For him, many people think that dog walking is an easy profession. "However," says Nalçacı, "It is a rather difficult one. First, you take the responsibility of a dog's life and safety into your own hands. You assume ownership while taking care of them all day. Also, a dog walker works no matter if the weather is hot, rainy or cold. I sometimes walk at least 22 kilometers and sometimes more than 30 kilometers while wandering around with dogs," Nalçacı went on to say. Another hardship is that dog walkers usually manage more than one dog, which come with its own principles. "Personally, I do not prefer to walk more than four dogs. I believe the more dogs you take care of, the less fun you have and also their safety is more at risk. What is special about dog walking is the individual moments. You know a dog waits for you, as he stares at you from the window or just looking for food when mealtime comes," he said, stressing that the dogs become like his own children. "These are precious for us," Nalçacı said.
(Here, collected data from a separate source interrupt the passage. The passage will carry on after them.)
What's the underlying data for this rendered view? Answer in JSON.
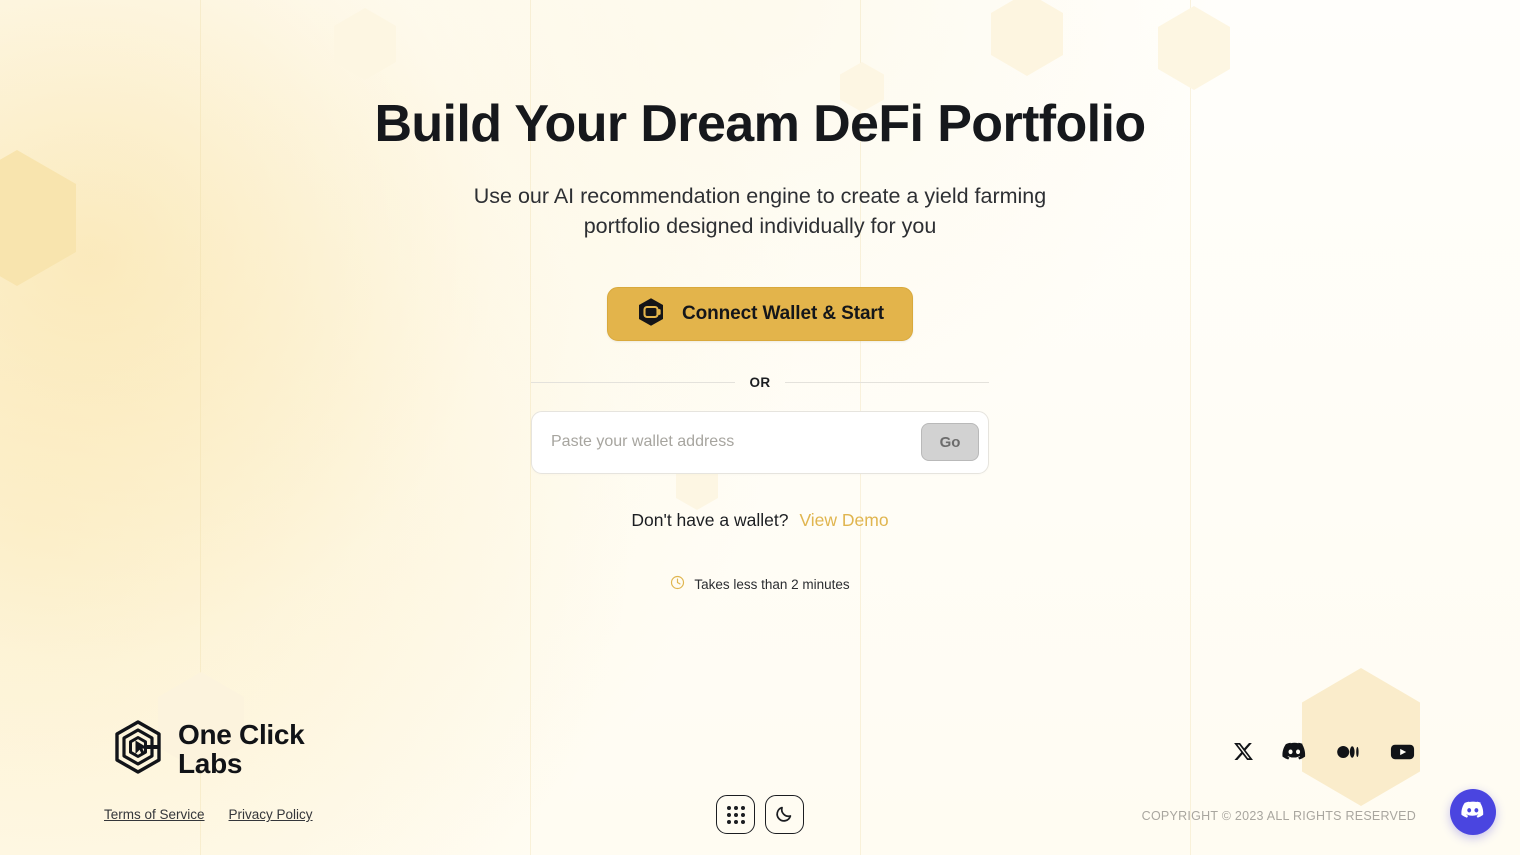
{
  "theme": {
    "accent": "#e3b44b",
    "accent_link": "#e0b54f",
    "text": "#16181c",
    "bg": "#fffdf7",
    "discord_blurple": "#4a45e0",
    "go_disabled_bg": "#d2d2d2"
  },
  "hero": {
    "headline": "Build Your Dream DeFi Portfolio",
    "subhead": "Use our AI recommendation engine to create a yield farming portfolio designed individually for you"
  },
  "cta": {
    "label": "Connect Wallet & Start",
    "icon": "wallet-hexagon-icon"
  },
  "divider": {
    "label": "OR"
  },
  "wallet_form": {
    "placeholder": "Paste your wallet address",
    "value": "",
    "submit_label": "Go",
    "submit_disabled": true
  },
  "demo": {
    "question": "Don't have a wallet?",
    "link_label": "View Demo"
  },
  "timing": {
    "icon": "clock-icon",
    "text": "Takes less than 2 minutes"
  },
  "footer": {
    "logo": {
      "icon": "one-click-labs-hexagon-cursor-logo",
      "line1": "One Click",
      "line2": "Labs"
    },
    "legal_links": [
      {
        "label": "Terms of Service"
      },
      {
        "label": "Privacy Policy"
      }
    ],
    "copyright": "COPYRIGHT © 2023 ALL RIGHTS RESERVED",
    "socials": [
      {
        "name": "x-twitter-icon",
        "label": "X"
      },
      {
        "name": "discord-icon",
        "label": "Discord"
      },
      {
        "name": "medium-icon",
        "label": "Medium"
      },
      {
        "name": "youtube-icon",
        "label": "YouTube"
      }
    ],
    "center_controls": [
      {
        "name": "apps-grid-icon",
        "label": "Apps"
      },
      {
        "name": "moon-icon",
        "label": "Dark mode"
      }
    ],
    "fab": {
      "name": "discord-floating-icon",
      "label": "Discord"
    }
  }
}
Dog walking clubs are increasingly in high demand, notably among working people, but they receive requests from different groups, he said.
When it comes to grooming services, Nalçacı said there are a number of shortcomings in Turkey. "Unfortunately, I have observed that only 7 to 8 percent of dog owners look after dogs in the right way. This rate is very low. Among our customers, we have very conscious pet owners and we also help others who need to raise their own awareness about what they need to do for their dogs," he said, adding that they receive satisfying results.For true animal lovers who think they are reliable and hardworking enough to look after dogs, this demanding job can be rewarding one.